What I hadn't expected to find was the significant and sad role dogs played in the new science. In one case, cats and dogs that had been found dead were placed in chambers filled with carbon monoxide to test the theory that a corpse does not absorb the gas, which blew apart one man's explanations of how his wife died by a leak rather than, say, strangulation.  In other tests, the animals suffered as the scientists measured the escalating impact of different substances: "Two dogs received measured doses of potassium cyanide through a stomach tube; the others were forced to inhale hydrogen cyanide" by being strapped down with a cone over their muzzles." Dogs were also used to determine the levels of chloroform in the brain that produced a light stupor, unconsciousness, or death. In a case when a young woman died on an abortion table, the doctors claimed accidental bleeding as cause of death, not their use of chloroform. The forensics department was suspicious but "wanted the results to be inarguable." So dogs were tested to determine the lethal level. Another test seems more harmless: some dogs were habituated to alcohol, others not, and then both sets were administered alcohol to see the impact: "At half a cup, the chronic drinker [dog] was unfazed, as 'playful as ever.' His companion, though, developed a slightly staggering walk and then sat down and refused to move." Double the alcohol and all dogs failed sobriety. To get exact measurements of alcohol levels, the dogs were killed and their organs analyzed.
The scientists featured advanced lab techniques and knowledge about chemical uses and dangers--their learning served health and justice.  However, scientific evidence can only go so far in creating moral clarity out of hearsay, hidden motives, ignorance, need, and competing interests. Blum avoids passing direct judgment but presents evidence that speaks and outspoken scientists. Charles Norris repeatedly denounced Prohibition as a colossal failure that made drinking sexier, more potent in alcoholic content (bathtub gin have a much greater kick than beer or wine), and more dangerous. "Choose your poison" could be a literal statement during the Depression, when bootlegged hooch frequently contained dirt-cheap toxic methyl (rather than potable ethyl) alcohol and other potentially lethal ingredients added by unscrupulous bootleggers or by law-agents trying to discourage drinking.  This didn't turn so many from drink as it drove them to the gutter or morgue.

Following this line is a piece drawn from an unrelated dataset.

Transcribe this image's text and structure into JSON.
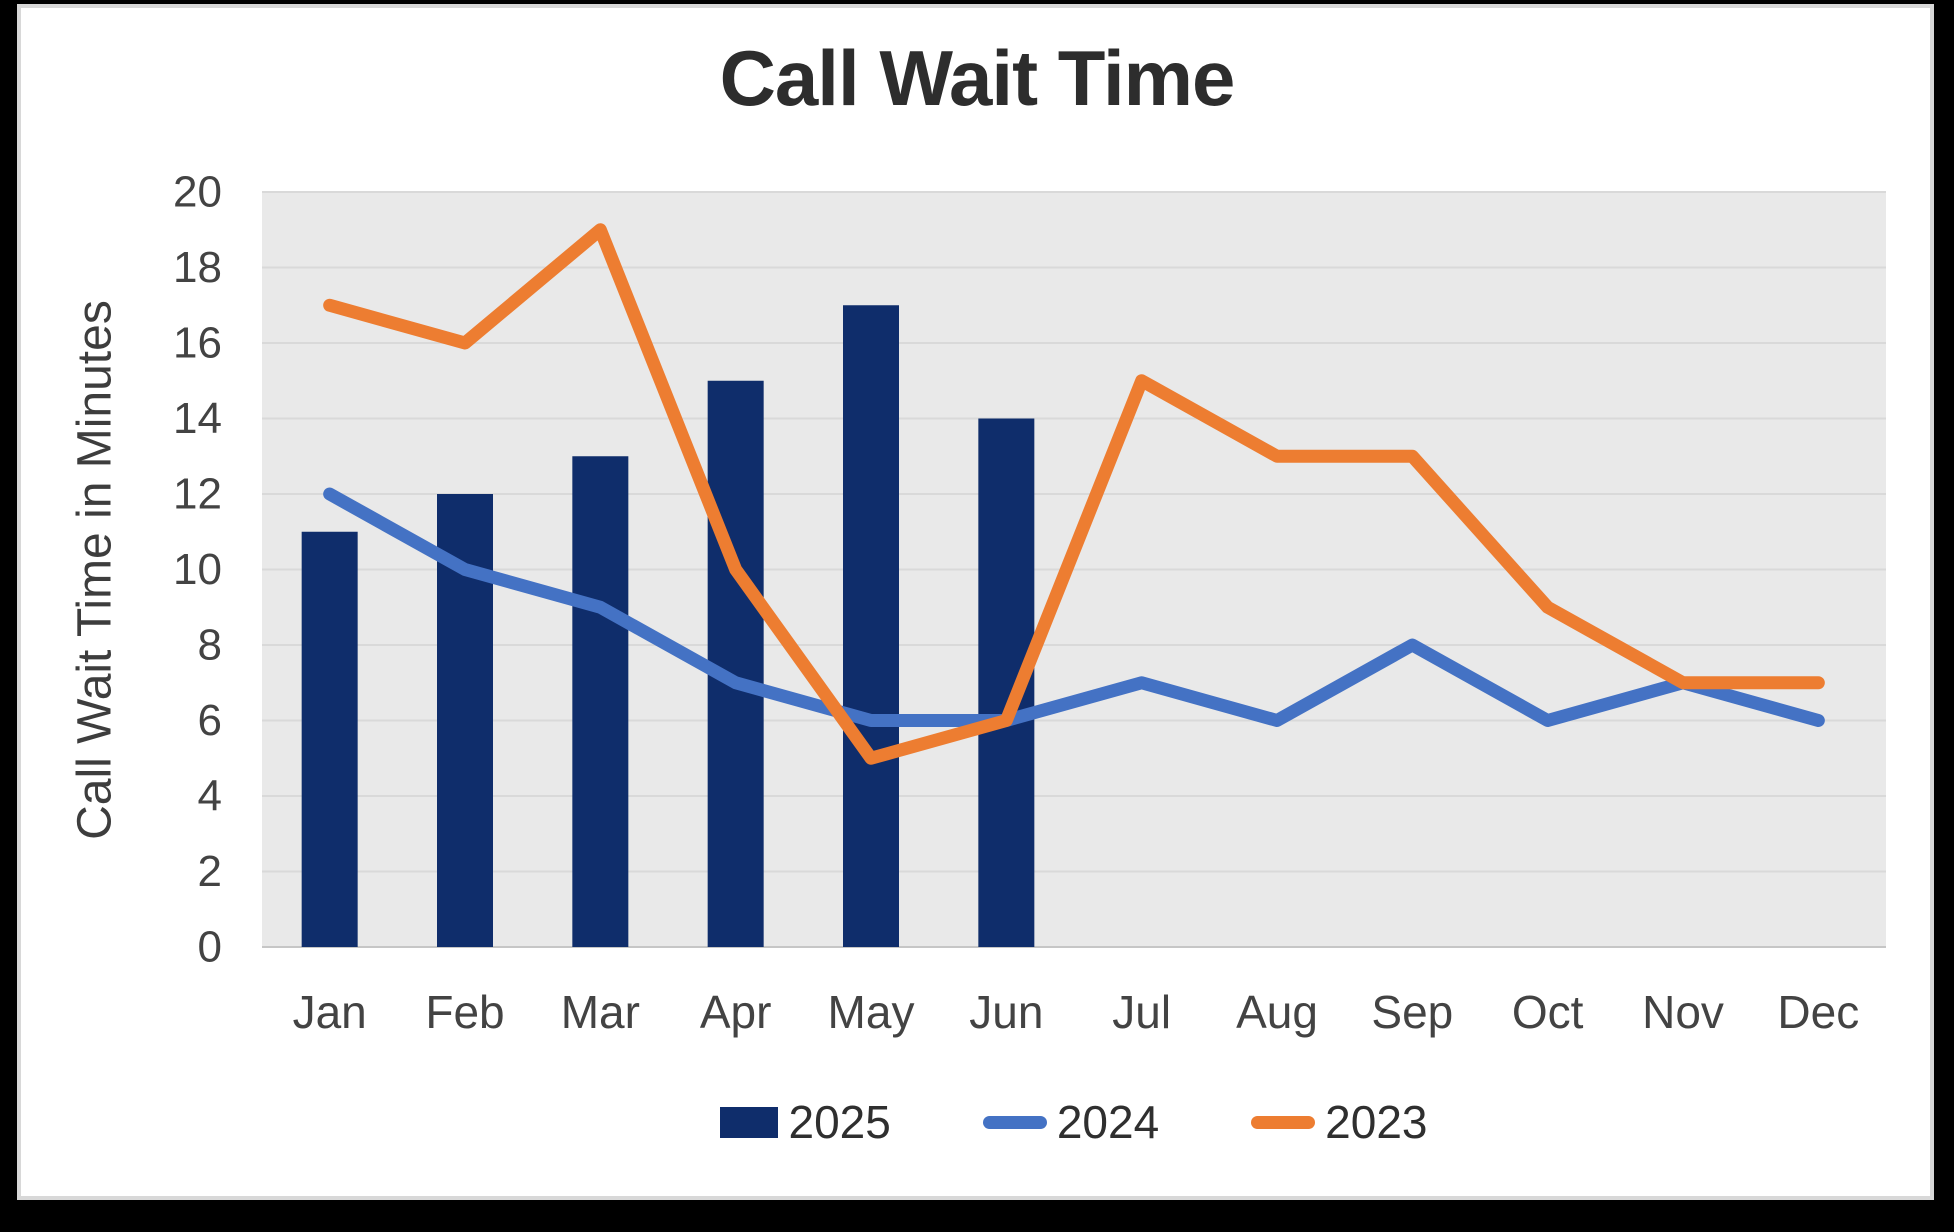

TV show forensics often present exact answers provided by a minuscule slide sample, with no worry about financial or ethical costs. Blum chronicles all kinds of costs: the murders and accidents that created the need and evidence; the masses of body parts pulverized, steamed, distilled; the criminal results of desperation; and the stress on victims, police, doctors and scientists who often lacked financial and social support. Blum does not editorialize on the use of dogs, presented as part of the scientific method of the time. Whatever you think of animals and scientific testing, we can all hope that the methods of the 1920s and 30s prepared the way for much less dangerous and invasive forms of investigation that does not cause suffering to sentient beings--an issue that must be continually reviewed. And we can recognize the important sacrifice of animals.